IGARSS 2010 - 2010 IEEE International Geoscience and Remote Sensing Symposium - July 25 - 30, 2010 - Honolulu, Hawaii, USA

FD-2: Advanced Classification Techniques for Remote Sensing

Sunday, July 25, 08:30 - 17:30

Presented by

Ranga Raju Vatsavai, Surya S. Durbha

Abstract

Supervised learning (classification) is the most widely used technique for thematic classifification of remote sensing images. Statistical pattern recognition algorithms, especially the maximum likelihood classififier is most extensively studied and utilized for classification of multi-spectral images. Decision trees and neural networks have also been widely applied for multisource (remote sensing images and ancillary geospatial databases) classification. However, recent advances in remote sensing technology, especially improved spectral, spatial, and temporal resolutions, puts several constraints on the traditional classification algorithms. For example, increasing spectral and temporal resolution requires large number of training samples (typically 10 to 100 times the number of bands), and increasing spatial resolution invalidates the fundamental assumption that the training samples are independent and identically distributed (iid). These advancements in remote sensing data have prompted the development of advanced classification algorithms to overcome some of the challenges posed by new datasets. Unfortunately these new algorithms have been connected mostly to the academic researchers, and the current commercial implementations are oblivious to these advances. This tutorial tries to fill this gap by bringing the recent advances to the practitioners.

Speaker Biographies

Dr. Ranga Raju Vatsavai is a research scientist in the Computational Sciences and Engineering Division at the Oak Ridge National Laboratory since December 2006. He received his masters and doctoral degree in computer science from the University of Minnesota. He has been conducting research in the area of remote sensing, spatial databases, and data mining for the past 20 years. Before joining ORNL, he worked at IBM-Research (2004-06; IIT-Delhi campus), Remote Sensing Lab at the U of Minnesota (1999-2004; Twin-cities, MN), AT&T Labs (1998; Middletown, NJ), Center for Development of Advanced Computing (1995-98; C-DAC, Pune, India), and National Forest Data Management Center (1990-95; FRI Campus, Dehradun, India). He has published over fifty peer-reviewed articles and served on program committees of several international conferences including ACM SIGKDD and SDM. He co-organized several workshops with leading conferences (Sensor-KDD and SSTDM) and co-edited two books. He also contributed to several highly successful software systems in various capacities (UMN-MapServer a world leading open source WebGIS, *Miner a spatiotemporal data mining workbench, EASI/PACE Parallel Fly!, Parallel SAR, and the first parallel softcopy photogrammetry system for IRS-1C/1D satellites). His research interests include remote sensing, data mining, machine learning, parallel computing, and computational geoinformatics.

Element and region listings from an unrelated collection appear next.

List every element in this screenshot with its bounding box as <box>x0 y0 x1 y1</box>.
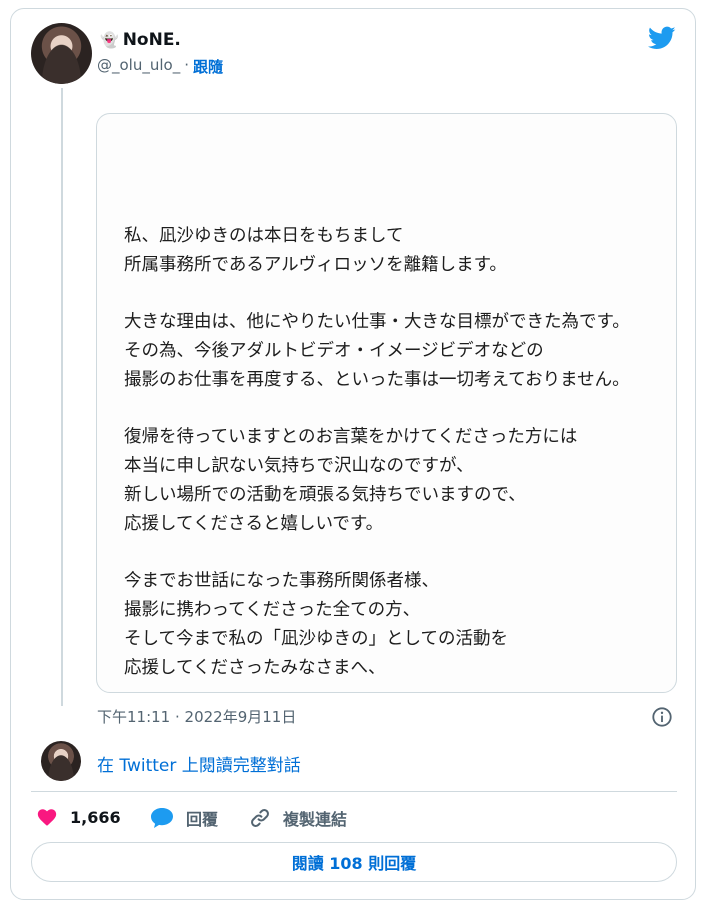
statement-paragraph-4: 今までお世話になった事務所関係者様、 撮影に携わってくださった全ての方、 そして… <box>124 571 508 678</box>
author-display-name[interactable]: NoNE. <box>123 30 181 50</box>
read-replies-button[interactable]: 閱讀 108 則回覆 <box>31 842 677 882</box>
copy-link-action[interactable]: 複製連結 <box>249 806 347 830</box>
ghost-emoji: 👻 <box>100 31 119 49</box>
thread-line <box>61 88 63 706</box>
author-name-row[interactable]: 👻 NoNE. <box>100 30 181 50</box>
twitter-bird-icon[interactable] <box>646 24 678 52</box>
separator-dot: · <box>184 56 189 74</box>
statement-paragraph-2: 大きな理由は、他にやりたい仕事・大きな目標ができた為です。 その為、今後アダルト… <box>124 312 630 390</box>
statement-text: 私、凪沙ゆきのは本日をもちまして 所属事務所であるアルヴィロッソを離籍します。 … <box>124 222 676 692</box>
reply-action[interactable]: 回覆 <box>150 806 218 830</box>
reply-label: 回覆 <box>186 810 219 829</box>
heart-icon <box>37 809 57 826</box>
tweet-media-image[interactable]: 私、凪沙ゆきのは本日をもちまして 所属事務所であるアルヴィロッソを離籍します。 … <box>96 113 677 693</box>
like-action[interactable]: 1,666 <box>36 806 121 828</box>
reply-bubble-icon <box>151 808 173 828</box>
author-handle[interactable]: @_olu_ulo_ <box>97 56 180 77</box>
statement-paragraph-1: 私、凪沙ゆきのは本日をもちまして 所属事務所であるアルヴィロッソを離籍します。 <box>124 226 507 275</box>
follow-link[interactable]: 跟隨 <box>193 56 223 77</box>
author-avatar[interactable] <box>31 23 92 84</box>
divider <box>31 791 677 792</box>
reply-avatar[interactable] <box>41 741 81 781</box>
statement-paragraph-3: 復帰を待っていますとのお言葉をかけてくださった方には 本当に申し訳ない気持ちで沢… <box>124 427 578 534</box>
copy-link-label: 複製連結 <box>283 810 348 829</box>
link-icon <box>251 809 269 827</box>
likes-count: 1,666 <box>70 807 121 827</box>
author-handle-row: @_olu_ulo_ · 跟隨 <box>97 56 223 77</box>
read-conversation-link[interactable]: 在 Twitter 上閱讀完整對話 <box>97 751 301 776</box>
info-icon[interactable] <box>651 706 673 728</box>
tweet-timestamp[interactable]: 下午11:11 · 2022年9月11日 <box>97 706 296 727</box>
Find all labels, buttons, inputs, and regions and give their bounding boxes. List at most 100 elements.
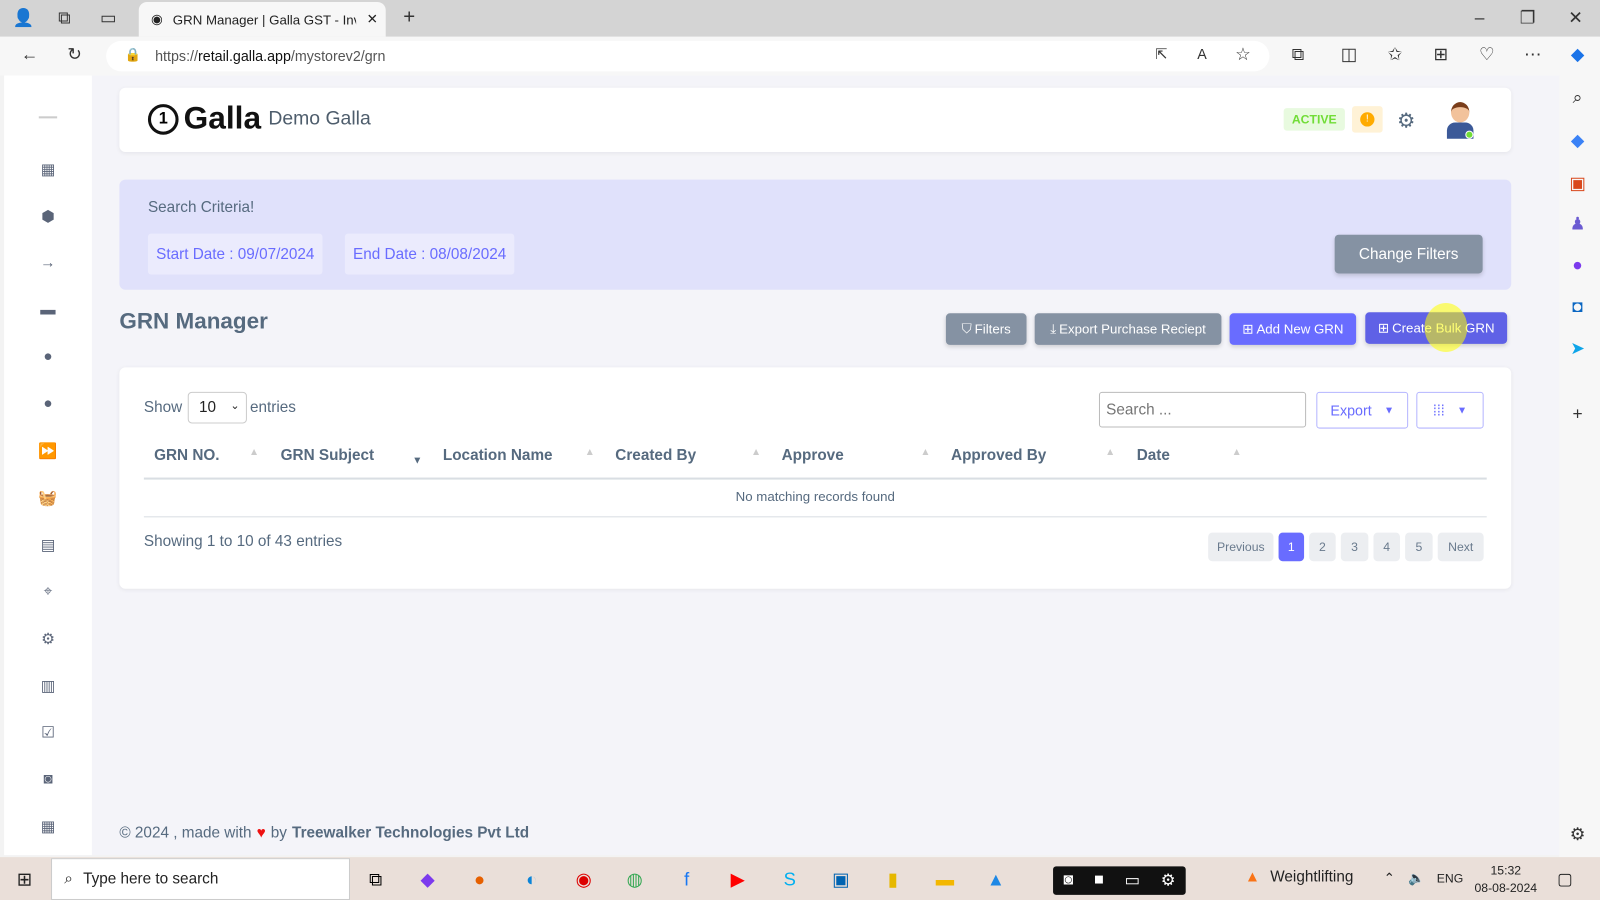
favorite-icon[interactable]: ☆	[1233, 45, 1253, 65]
tab-actions-icon[interactable]: ▭	[97, 8, 119, 28]
close-tab-icon[interactable]: ✕	[367, 11, 378, 27]
clock[interactable]: 15:32 08-08-2024	[1474, 862, 1537, 897]
search-sidebar-icon[interactable]: ⌕	[1567, 88, 1587, 108]
camera-icon[interactable]: ◙	[1063, 871, 1073, 889]
column-visibility-dropdown[interactable]: ⁞⁞⁞ ▼	[1416, 391, 1484, 429]
gear-icon[interactable]: ⚙	[1395, 108, 1417, 134]
notification-button[interactable]: !	[1352, 106, 1383, 133]
sort-icon[interactable]: ▲	[920, 447, 930, 458]
photos-icon[interactable]: ▲	[982, 865, 1011, 894]
column-header-location[interactable]: Location Name	[443, 447, 553, 464]
change-filters-button[interactable]: Change Filters	[1334, 234, 1483, 274]
basket-icon[interactable]: 🧺	[37, 489, 59, 507]
pagination-page-4[interactable]: 4	[1373, 532, 1400, 562]
close-window-icon[interactable]: ✕	[1565, 8, 1585, 28]
split-screen-icon[interactable]: ◫	[1339, 45, 1359, 65]
column-header-approve[interactable]: Approve	[782, 447, 844, 464]
language-indicator[interactable]: ENG	[1437, 871, 1464, 885]
pagination-page-1[interactable]: 1	[1278, 532, 1305, 562]
shopping-icon[interactable]: ◆	[1567, 131, 1587, 151]
calendar-icon[interactable]: ▦	[37, 817, 59, 835]
sort-icon[interactable]: ▲	[1105, 447, 1115, 458]
read-aloud-icon[interactable]: A	[1192, 46, 1212, 62]
discount-icon[interactable]: ▬	[37, 301, 59, 319]
browser-essentials-icon[interactable]: ♡	[1477, 45, 1497, 65]
user-icon[interactable]: ●	[37, 395, 59, 413]
column-header-approved-by[interactable]: Approved By	[951, 447, 1046, 464]
tray-chevron-icon[interactable]: ⌃	[1384, 870, 1395, 886]
chrome-icon[interactable]: ◍	[620, 865, 649, 894]
office-icon[interactable]: ●	[1567, 255, 1587, 275]
back-icon[interactable]: ←	[18, 45, 40, 65]
refresh-icon[interactable]: ↻	[63, 45, 85, 65]
contacts-icon[interactable]: ▤	[37, 536, 59, 554]
notifications-icon[interactable]: ▢	[1557, 869, 1572, 889]
search-input[interactable]	[1098, 391, 1307, 428]
checklist-icon[interactable]: ☑	[37, 723, 59, 741]
skype-icon[interactable]: S	[776, 865, 805, 894]
profile-icon[interactable]: 👤	[12, 8, 35, 28]
file-explorer-icon[interactable]: ▬	[931, 865, 960, 894]
forward-icon[interactable]: ⏩	[37, 442, 59, 460]
task-view-icon[interactable]: ⧉	[361, 865, 390, 894]
app-icon[interactable]: ▮	[879, 865, 908, 894]
export-dropdown[interactable]: Export ▼	[1316, 391, 1409, 429]
report-icon[interactable]: ▥	[37, 677, 59, 695]
edge-icon[interactable]: ◐	[517, 865, 546, 894]
games-icon[interactable]: ♟	[1567, 214, 1587, 234]
company-link[interactable]: Treewalker Technologies Pvt Ltd	[292, 824, 529, 841]
collections-toolbar-icon[interactable]: ⊞	[1431, 45, 1451, 65]
sort-desc-icon[interactable]: ▼	[412, 455, 422, 466]
taskbar-search[interactable]: ⌕ Type here to search	[51, 858, 350, 900]
sort-icon[interactable]: ▲	[751, 447, 761, 458]
sort-icon[interactable]: ▲	[1232, 447, 1242, 458]
store-icon[interactable]: ▣	[827, 865, 856, 894]
pagination-previous[interactable]: Previous	[1208, 532, 1274, 562]
outlook-icon[interactable]: ◘	[1567, 297, 1587, 317]
volume-icon[interactable]: 🔈	[1408, 870, 1425, 886]
settings-icon[interactable]: ⚙	[1161, 870, 1176, 890]
column-header-grn-subject[interactable]: GRN Subject	[281, 447, 375, 464]
entries-select[interactable]: 10 ⌄	[187, 391, 247, 424]
firefox-icon[interactable]: ●	[465, 865, 494, 894]
capture-toolbar[interactable]: ◙ ■ ▭ ⚙	[1053, 866, 1186, 895]
browser-tab[interactable]: ◉ GRN Manager | Galla GST - Inven ✕	[138, 2, 386, 37]
menu-toggle-icon[interactable]	[38, 116, 58, 119]
arrow-right-icon[interactable]: →	[37, 254, 59, 272]
window-icon[interactable]: ▭	[1125, 870, 1140, 890]
dashboard-icon[interactable]: ▦	[37, 160, 59, 178]
pagination-page-3[interactable]: 3	[1340, 532, 1369, 562]
weather-widget[interactable]: ▲ Weightlifting	[1245, 868, 1353, 885]
products-icon[interactable]: ⬢	[37, 207, 59, 225]
favorites-icon[interactable]: ✩	[1385, 45, 1405, 65]
video-icon[interactable]: ■	[1094, 871, 1104, 889]
settings-icon[interactable]: ⚙	[37, 630, 59, 648]
open-in-app-icon[interactable]: ⇱	[1151, 46, 1171, 63]
customer-icon[interactable]: ●	[37, 348, 59, 366]
export-receipt-button[interactable]: ⤓ Export Purchase Reciept	[1034, 313, 1222, 345]
sidebar-settings-icon[interactable]: ⚙	[1567, 824, 1587, 844]
column-header-grn-no[interactable]: GRN NO.	[154, 447, 219, 464]
tools-icon[interactable]: ▣	[1567, 173, 1587, 193]
collections-icon[interactable]: ⧉	[53, 8, 75, 28]
copilot-icon[interactable]: ◆	[1566, 45, 1588, 65]
pagination-page-2[interactable]: 2	[1309, 532, 1336, 562]
add-sidebar-icon[interactable]: +	[1567, 404, 1587, 424]
pagination-page-5[interactable]: 5	[1405, 532, 1433, 562]
windows-start-icon[interactable]: ⊞	[10, 865, 39, 894]
sort-icon[interactable]: ▲	[249, 447, 259, 458]
sort-icon[interactable]: ▲	[585, 447, 595, 458]
camera-icon[interactable]: ◙	[37, 770, 59, 788]
recorder-icon[interactable]: ◉	[569, 865, 598, 894]
extensions-icon[interactable]: ⧉	[1288, 45, 1308, 65]
new-tab-icon[interactable]: +	[398, 6, 420, 29]
more-icon[interactable]: ⋯	[1522, 45, 1542, 65]
send-icon[interactable]: ➤	[1567, 339, 1587, 359]
column-header-created-by[interactable]: Created By	[615, 447, 696, 464]
facebook-icon[interactable]: f	[672, 865, 701, 894]
filters-button[interactable]: ⛉ Filters	[945, 313, 1027, 345]
column-header-date[interactable]: Date	[1137, 447, 1170, 464]
minimize-icon[interactable]: –	[1469, 8, 1489, 28]
location-icon[interactable]: ⌖	[37, 583, 59, 601]
youtube-icon[interactable]: ▶	[723, 865, 752, 894]
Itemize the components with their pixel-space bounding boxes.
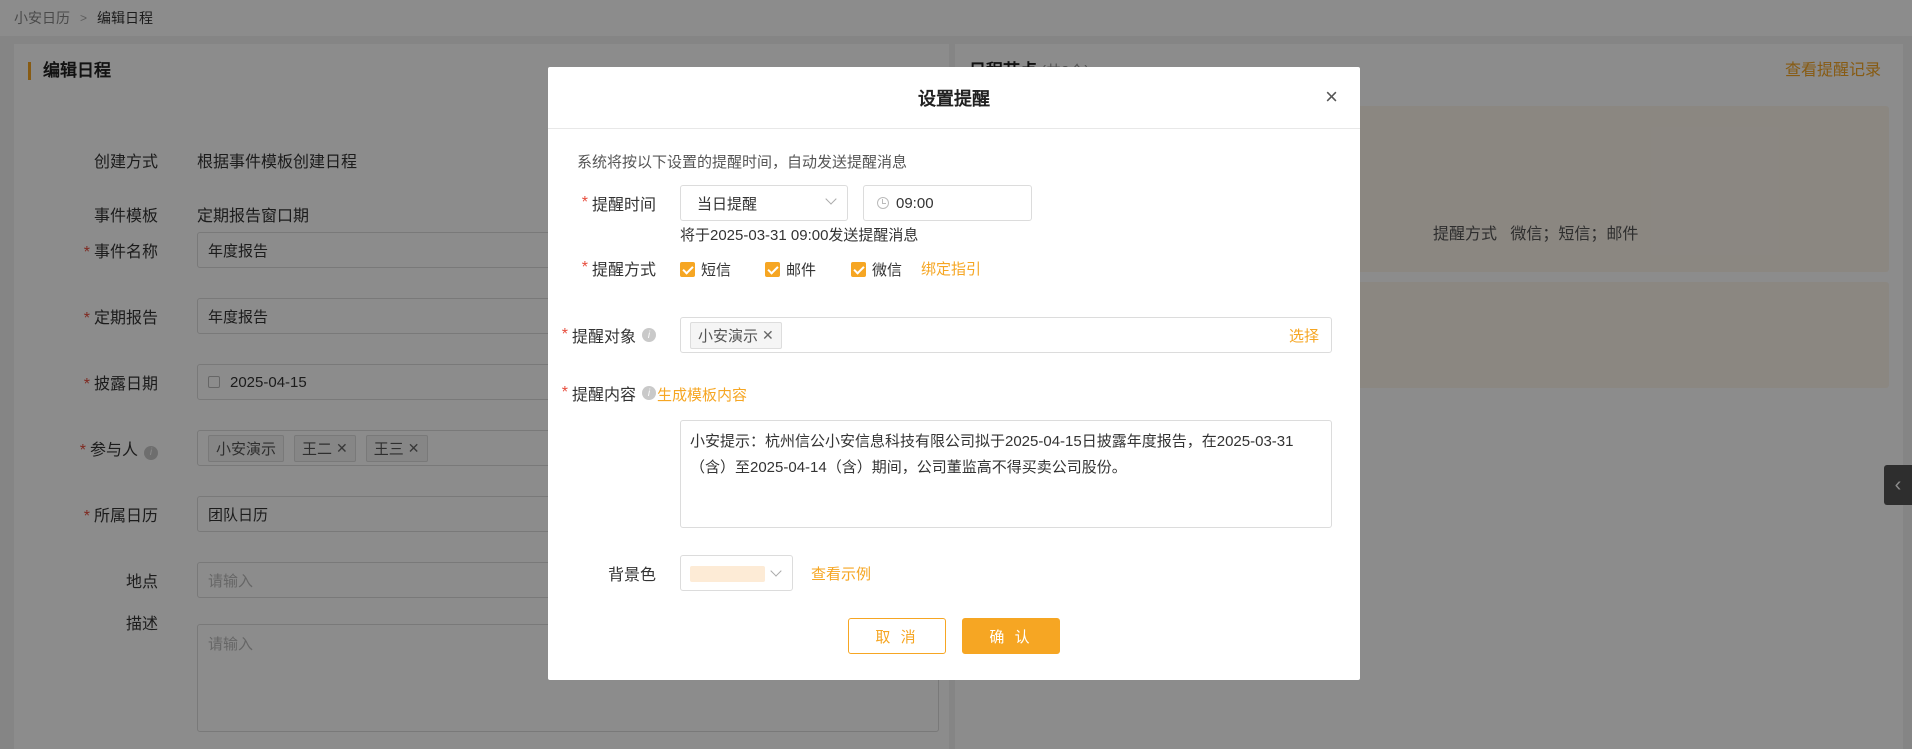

Dr. Surya S. Durbha is an Assistant Research Professor at the Center for Advanced Vehicular Systems (CAVS) and also holds an adjunct faculty position with the electrical and computer engineering department at Mississippi State University. He received his M.S. degree in remote sensing from Andhra University, India, in 1997 and Ph.D degree in computer engineering from Mississippi State University (MSU), MS, U.S.A, in 2006. Earlier he was an application scientist at the Indian Institute of Re-mote Sensing, Department of Space, India (Dehradun, 1998 to 2001) and also worked in Rolta India limited (Mumbai, 1997). He is currently working in the area of image information mining tools for content-based knowledge retrieval from remote sensing imagery and in the recent past worked on the retrieval of biophysical variables from multi-angle satellite data. He is also working in the development of knowledge-based systems through an ongoing funding from NOAA-NGI on heterogeneous coastal sensor data sets integration through an information semantic-based framework and sensor web development. He has published over 25 peer reviewed articles, served on program committees of several international conferences including SSKI, SSTDM, and IGARSS, and co-chaired sessions at various conferences. His current research interests are semantics, knowledge-based systems, image information mining, remote sensing, and sensor webs.